In actuality, these Debentures were anything but safe, liquid investments.  In structuring the Debentures, Minnesota firm GWG purchased life insurance policies in the secondary market at a discount to their face value and then packaged these policies into the Debentures, to be sold to investors.  In structuring the overarching investments, GWG planned to continue paying on the insurance policy premiums, while paying investors interest, ultimately hoping to collect more upon maturity of the policies than GWG had initially paid to purchase, finance and service the policies.  GWG required a minimum investment of $25,000 – with the optionality to make additional investments at $1000 increments.  The Debentures had varying maturity terms and interest rates, ranging from six (6) months at an annual interest rate of 4.75% to seven (7) years at an interest rate of 9.5%.

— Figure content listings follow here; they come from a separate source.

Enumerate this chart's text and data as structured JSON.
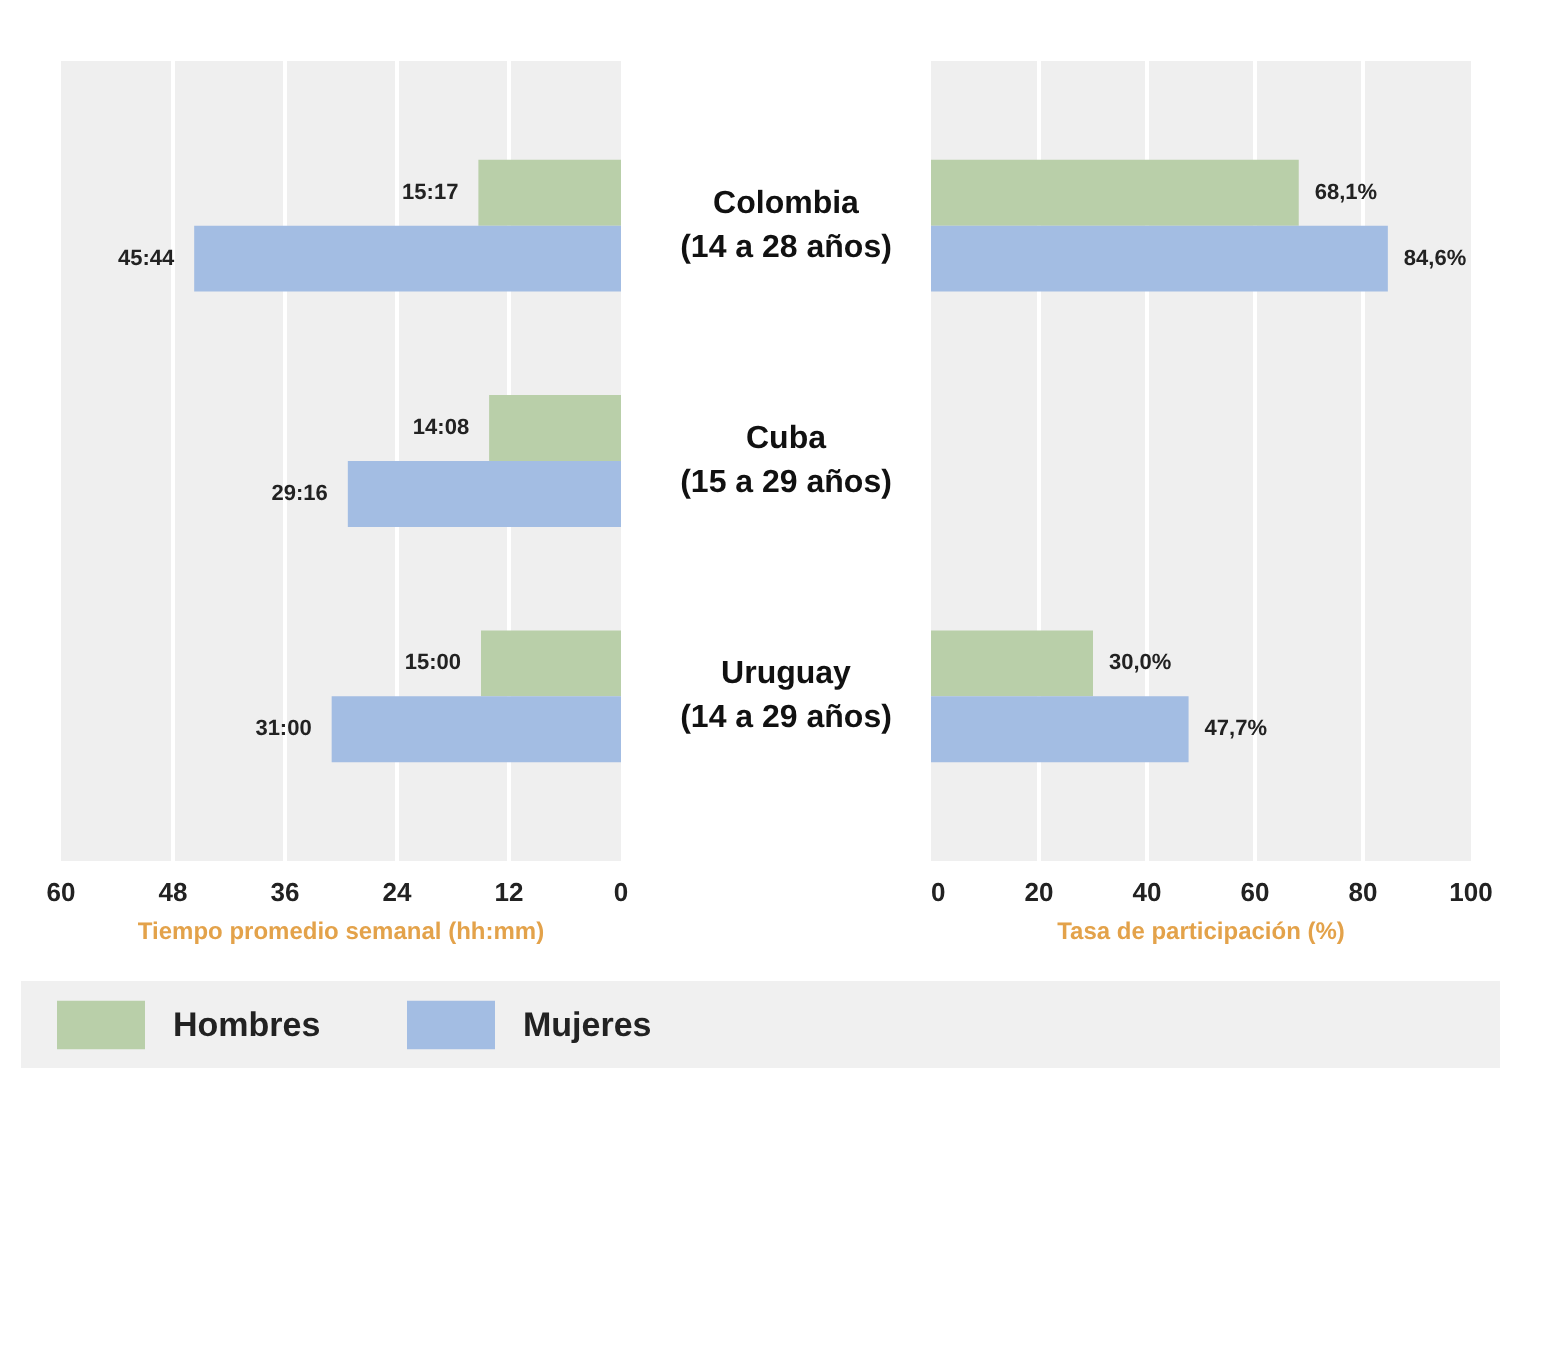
{
  "chart_data": [
    {
      "type": "bar",
      "orientation": "horizontal",
      "categories": [
        "Colombia\n(14 a 28 años)",
        "Cuba\n(15 a 29 años)",
        "Uruguay\n(14 a 29 años)"
      ],
      "xlabel": "Tiempo promedio semanal (hh:mm)",
      "xlim": [
        60,
        0
      ],
      "xticks": [
        60,
        48,
        36,
        24,
        12,
        0
      ],
      "grid": "x",
      "legend": "bottom",
      "series": [
        {
          "name": "Hombres",
          "color": "#b9cfa9",
          "values": [
            15.28,
            14.13,
            15
          ],
          "value_labels": [
            "15:17",
            "14:08",
            "15:00"
          ]
        },
        {
          "name": "Mujeres",
          "color": "#a3bde3",
          "values": [
            45.73,
            29.27,
            31
          ],
          "value_labels": [
            "45:44",
            "29:16",
            "31:00"
          ]
        }
      ]
    },
    {
      "type": "bar",
      "orientation": "horizontal",
      "categories": [
        null,
        null,
        null
      ],
      "xlabel": "Tasa de participación (%)",
      "xlim": [
        0,
        100
      ],
      "xticks": [
        0,
        20,
        40,
        60,
        80,
        100
      ],
      "grid": "x",
      "tick_labels": "x",
      "series": [
        {
          "color": "#b9cfa9",
          "values": [
            68.1,
            null,
            30.0
          ],
          "value_labels": [
            "68,1%",
            null,
            "30,0%"
          ]
        },
        {
          "color": "#a3bde3",
          "values": [
            84.6,
            null,
            47.7
          ],
          "value_labels": [
            "84,6%",
            null,
            "47,7%"
          ]
        }
      ]
    }
  ]
}
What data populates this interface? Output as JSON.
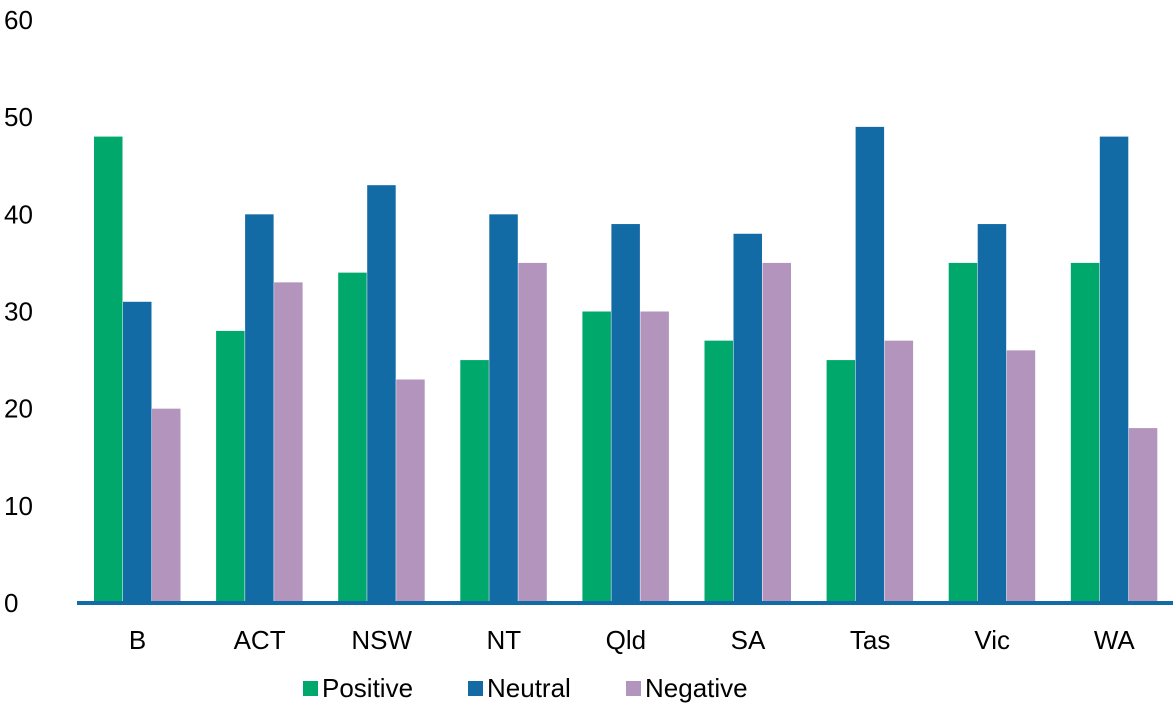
{
  "chart_data": {
    "type": "bar",
    "title": "",
    "xlabel": "",
    "ylabel": "",
    "categories": [
      "B",
      "ACT",
      "NSW",
      "NT",
      "Qld",
      "SA",
      "Tas",
      "Vic",
      "WA"
    ],
    "series": [
      {
        "name": "Positive",
        "color": "#00a86b",
        "values": [
          48,
          28,
          34,
          25,
          30,
          27,
          25,
          35,
          35
        ]
      },
      {
        "name": "Neutral",
        "color": "#136ba6",
        "values": [
          31,
          40,
          43,
          40,
          39,
          38,
          49,
          39,
          48
        ]
      },
      {
        "name": "Negative",
        "color": "#b394bd",
        "values": [
          20,
          33,
          23,
          35,
          30,
          35,
          27,
          26,
          18
        ]
      }
    ],
    "ylim": [
      0,
      60
    ],
    "yticks": [
      0,
      10,
      20,
      30,
      40,
      50,
      60
    ],
    "grid": false,
    "legend_position": "bottom"
  },
  "colors": {
    "axis": "#136ba6"
  }
}
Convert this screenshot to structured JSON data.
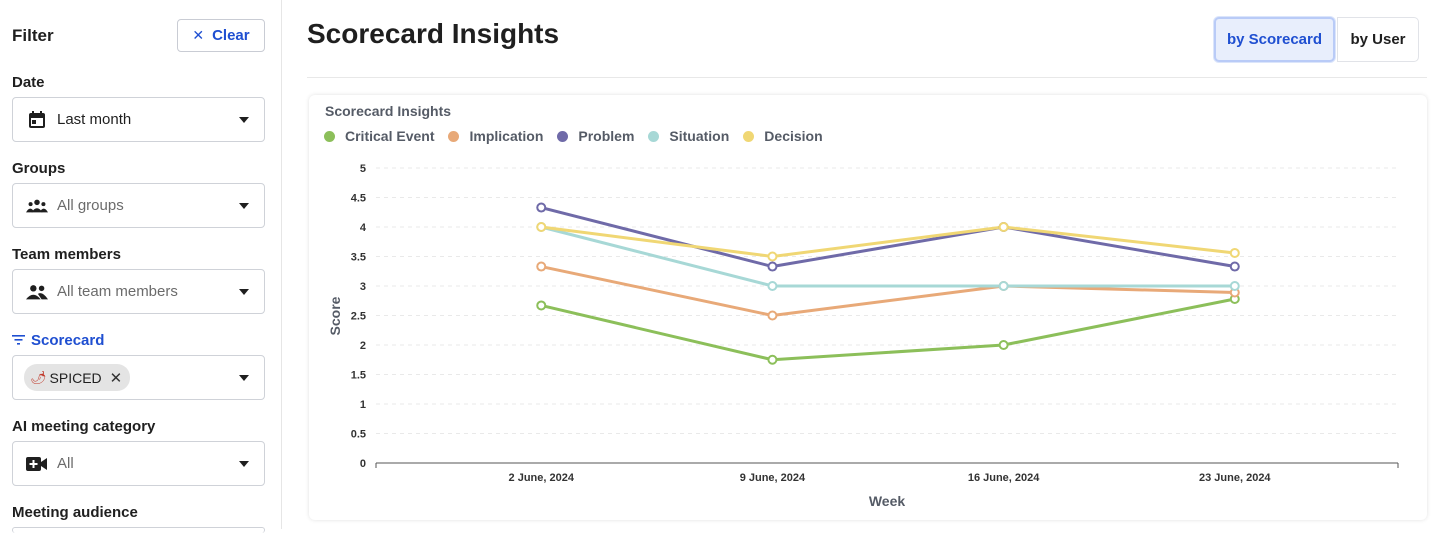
{
  "sidebar": {
    "title": "Filter",
    "clear_label": "Clear",
    "filters": {
      "date": {
        "label": "Date",
        "value": "Last month"
      },
      "groups": {
        "label": "Groups",
        "placeholder": "All groups"
      },
      "team_members": {
        "label": "Team members",
        "placeholder": "All team members"
      },
      "scorecard": {
        "label": "Scorecard",
        "chip": "SPICED"
      },
      "ai_category": {
        "label": "AI meeting category",
        "placeholder": "All"
      },
      "audience": {
        "label": "Meeting audience"
      }
    }
  },
  "main": {
    "title": "Scorecard Insights",
    "toggle": {
      "by_scorecard": "by Scorecard",
      "by_user": "by User",
      "selected": "by Scorecard"
    }
  },
  "chart_data": {
    "type": "line",
    "title": "Scorecard Insights",
    "xlabel": "Week",
    "ylabel": "Score",
    "ylim": [
      0,
      5
    ],
    "yticks": [
      "0",
      "0.5",
      "1",
      "1.5",
      "2",
      "2.5",
      "3",
      "3.5",
      "4",
      "4.5",
      "5"
    ],
    "categories": [
      "2 June, 2024",
      "9 June, 2024",
      "16 June, 2024",
      "23 June, 2024"
    ],
    "grid": true,
    "legend_position": "top-left",
    "series": [
      {
        "name": "Critical Event",
        "color": "#8cbf5a",
        "values": [
          2.67,
          1.75,
          2.0,
          2.78
        ]
      },
      {
        "name": "Implication",
        "color": "#e8a978",
        "values": [
          3.33,
          2.5,
          3.0,
          2.89
        ]
      },
      {
        "name": "Problem",
        "color": "#6f6aa8",
        "values": [
          4.33,
          3.33,
          4.0,
          3.33
        ]
      },
      {
        "name": "Situation",
        "color": "#a7d8d6",
        "values": [
          4.0,
          3.0,
          3.0,
          3.0
        ]
      },
      {
        "name": "Decision",
        "color": "#f0d774",
        "values": [
          4.0,
          3.5,
          4.0,
          3.56
        ]
      }
    ]
  }
}
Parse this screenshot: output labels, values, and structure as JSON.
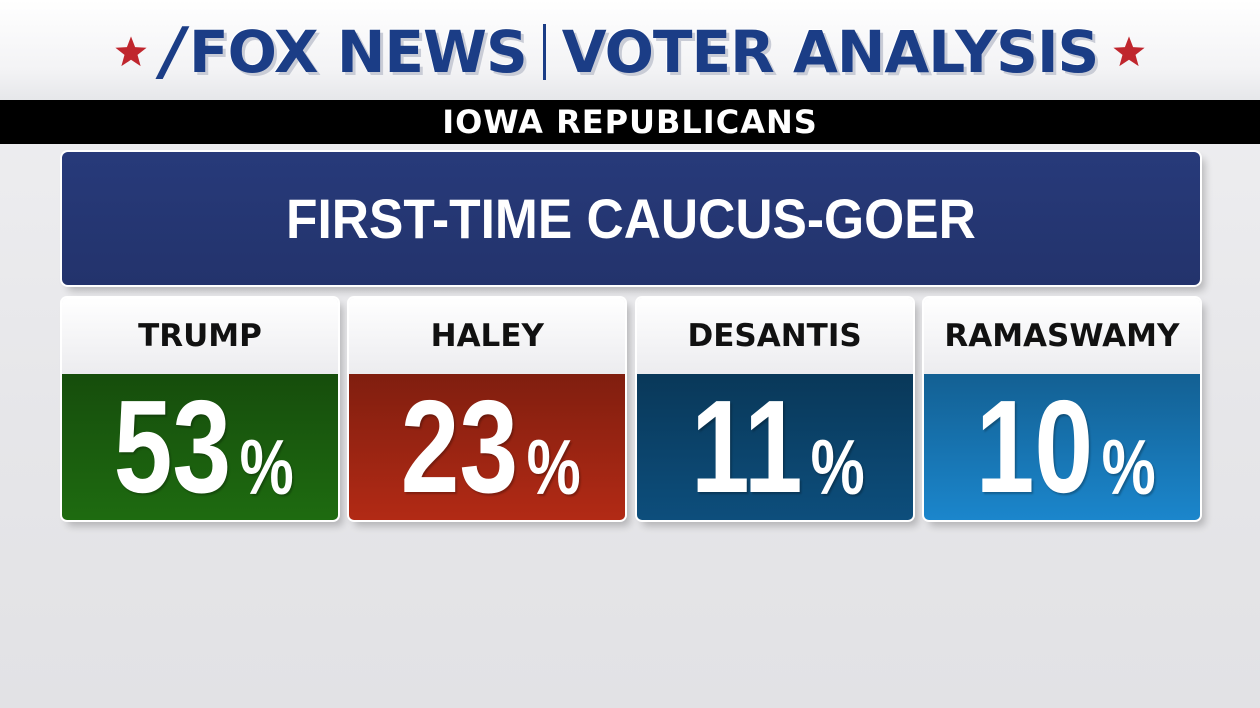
{
  "header": {
    "brand_left": "FOX NEWS",
    "brand_right": "VOTER ANALYSIS",
    "subtitle": "IOWA REPUBLICANS",
    "colors": {
      "brand_blue": "#1b3d86",
      "star_red": "#c0262d",
      "subbar": "#000000"
    },
    "icons": [
      "star-icon"
    ]
  },
  "chart_data": {
    "type": "bar",
    "title": "FIRST-TIME CAUCUS-GOER",
    "categories": [
      "TRUMP",
      "HALEY",
      "DESANTIS",
      "RAMASWAMY"
    ],
    "values": [
      53,
      23,
      11,
      10
    ],
    "unit": "%",
    "value_labels": [
      "53",
      "23",
      "11",
      "10"
    ],
    "colors": [
      "#1e6b10",
      "#b22a15",
      "#0d4e7c",
      "#1b86cc"
    ],
    "xlabel": "",
    "ylabel": "",
    "grid": false,
    "legend": "none"
  }
}
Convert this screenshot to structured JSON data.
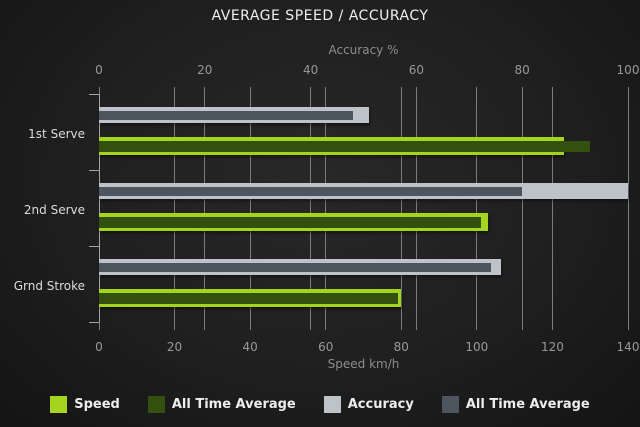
{
  "title": "AVERAGE SPEED / ACCURACY",
  "chart_data": {
    "type": "bar",
    "orientation": "horizontal",
    "grid": true,
    "legend_position": "bottom",
    "categories": [
      "1st Serve",
      "2nd Serve",
      "Grnd Stroke"
    ],
    "axes": {
      "top": {
        "label": "Accuracy %",
        "min": 0,
        "max": 100,
        "ticks": [
          0,
          20,
          40,
          60,
          80,
          100
        ]
      },
      "bottom": {
        "label": "Speed km/h",
        "min": 0,
        "max": 140,
        "ticks": [
          0,
          20,
          40,
          60,
          80,
          100,
          120,
          140
        ]
      }
    },
    "series": [
      {
        "name": "Speed",
        "axis": "bottom",
        "role": "outer",
        "color": "#a5d41f",
        "values": [
          123,
          103,
          80
        ]
      },
      {
        "name": "All Time Average",
        "axis": "bottom",
        "role": "inner",
        "color": "#33500e",
        "values": [
          130,
          101,
          79
        ]
      },
      {
        "name": "Accuracy",
        "axis": "top",
        "role": "outer",
        "color": "#bdc3c8",
        "values": [
          51,
          100,
          76
        ]
      },
      {
        "name": "All Time Average",
        "axis": "top",
        "role": "inner",
        "color": "#4d555e",
        "values": [
          48,
          80,
          74
        ]
      }
    ],
    "colors": {
      "background_center": "#282828",
      "background_edge": "#141414",
      "gridline": "#7c7c7c",
      "axis_spine": "#a3a3a3",
      "tick_label": "#989898",
      "category_label": "#dcdcdc",
      "title": "#efefef",
      "legend_text": "#ededed"
    }
  }
}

Significantly, as stated in the GWG Prospectus, the life insurance policies underlying the investments do not serve as collateral for the Debentures, but rather acted as collateral for GWG on a line of credit to purchase the insurance policies, in the first instance.  In addition to the risk of default without secure collateral in place, the GWG Debentures are extremely illiquid in nature.  This means that investors do not have ready access to their initial capital commitment prior to maturity (unless such a request is due to death, bankruptcy, or disability).  Further, there is no active trading market for GWG’s Debentures, making resale extremely difficult.